The National Institute for Health and Clinical Excellence (NICE) has issued full guidance to the NHS in England, Wales, Scotland and Northern Ireland on Peripheral nerve-field stimulation for chronic low back pain.
The lower back is commonly defined as the area between the bottom of the rib cage and the buttock creases. Chronic low back pain is tension, soreness and/or stiffness often worsened by movement lasting more than six weeks in the lower back region. Low back pain is a common disorder, affecting around one-third of the UK adult population each year. Peripheral nerve-field stimulation involves implanting electrodes in the back, connected to a neurostimulator under the skin. The aim is to mask the back pain by modulating the transmission of pain signals to the brain. The patient uses a remote control to deliver low voltage electrical stimulation to the subcutaneous tissue layers of the lower back. The stimulation causes a tingling sensation (paraesthesia) in the area of the body associated with the pain, easing the discomfort.
This guidance represents the view of NICE, arrived at after careful consideration of the evidence available. When exercising their judgement, healthcare professionals are expected to take this guidance fully into account, and specifically any special arrangements relating to the introduction of new interventional procedures. The guidance does not override the individual responsibility of healthcare professionals to make decisions appropriate to the circumstances of the individual patient, in consultation with the patient and/or guardian or carer.

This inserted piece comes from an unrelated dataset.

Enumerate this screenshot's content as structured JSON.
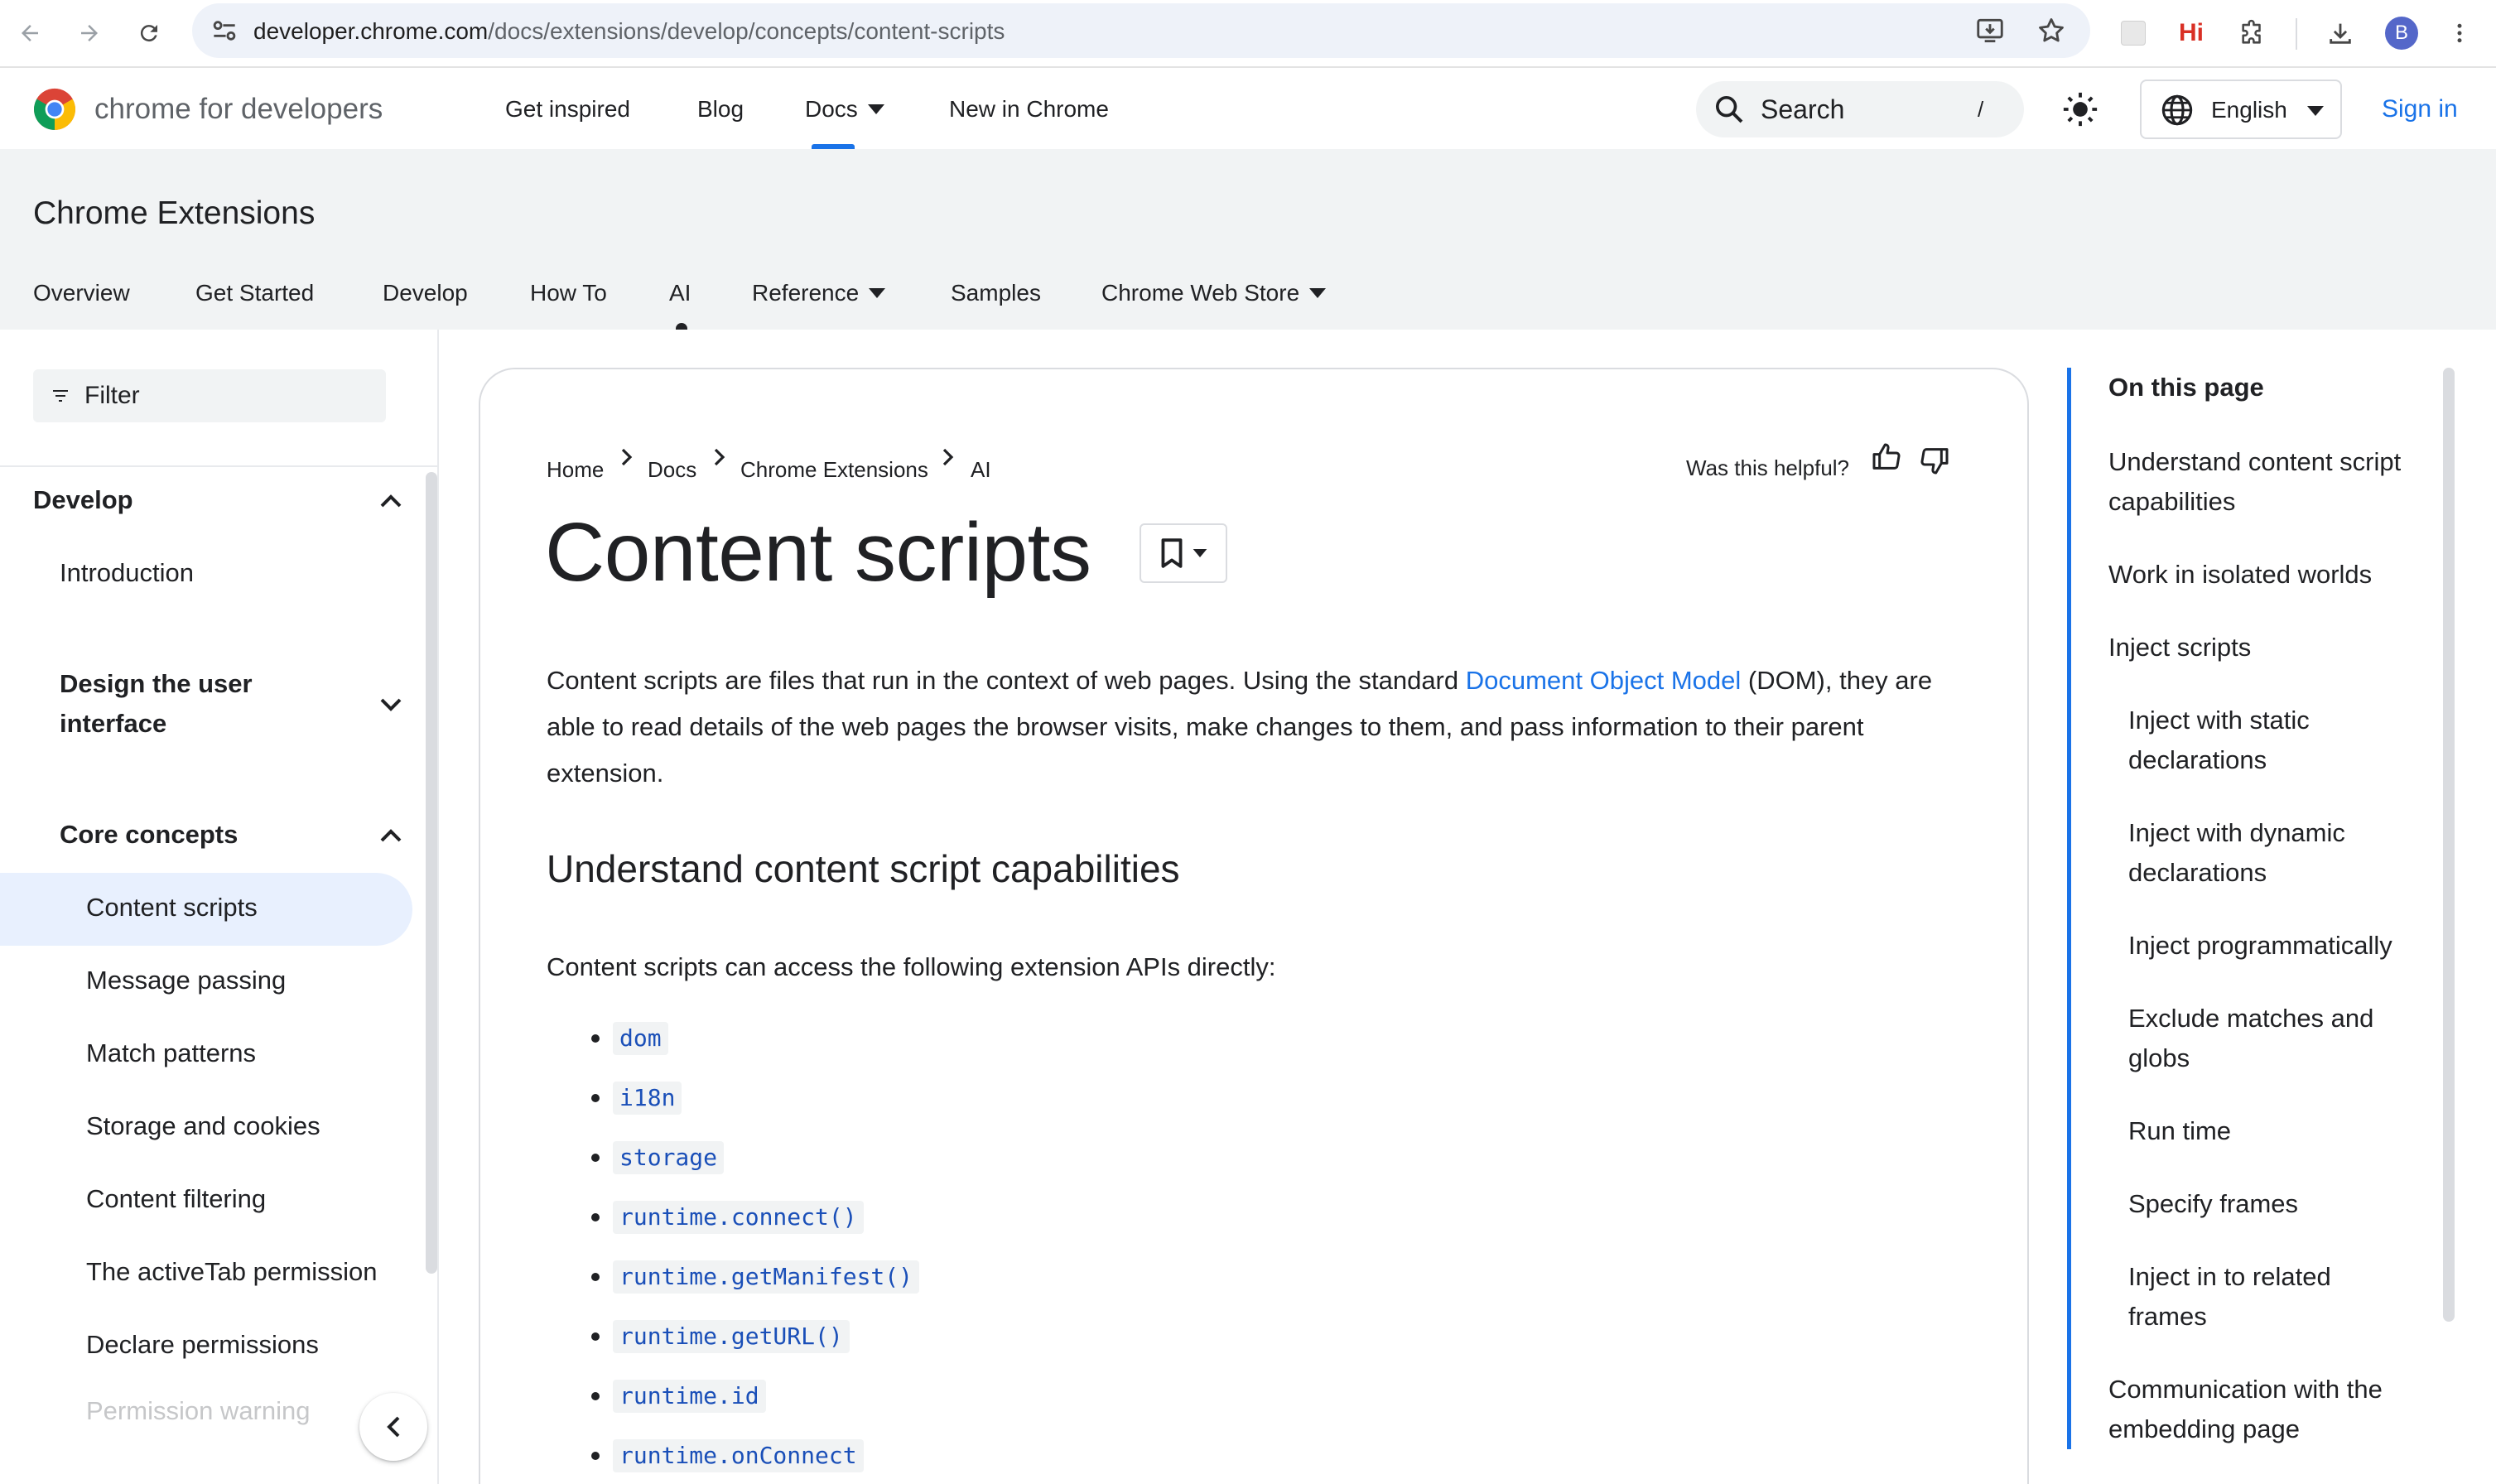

All problems (adverse events) related to a medicine or medical device used for treatment or in a procedure should be reported to the Medicines and Healthcare products Regulatory Agency using the Yellow Card Scheme.
Commissioners and/or providers have a responsibility to implement the guidance, in their local context, in light of their duties to have due regard to the need to eliminate unlawful discrimination, advance equality of opportunity, and foster good relations. Nothing in this guidance should be interpreted in a way that would be inconsistent with compliance with those duties. Providers should ensure that governance structures are in place to review, authorise and monitor the introduction of new devices and procedures.
Commissioners and providers have a responsibility to promote an environmentally sustainable health and care system and should assess and reduce the environmental impact of implementing NICE recommendations wherever possible.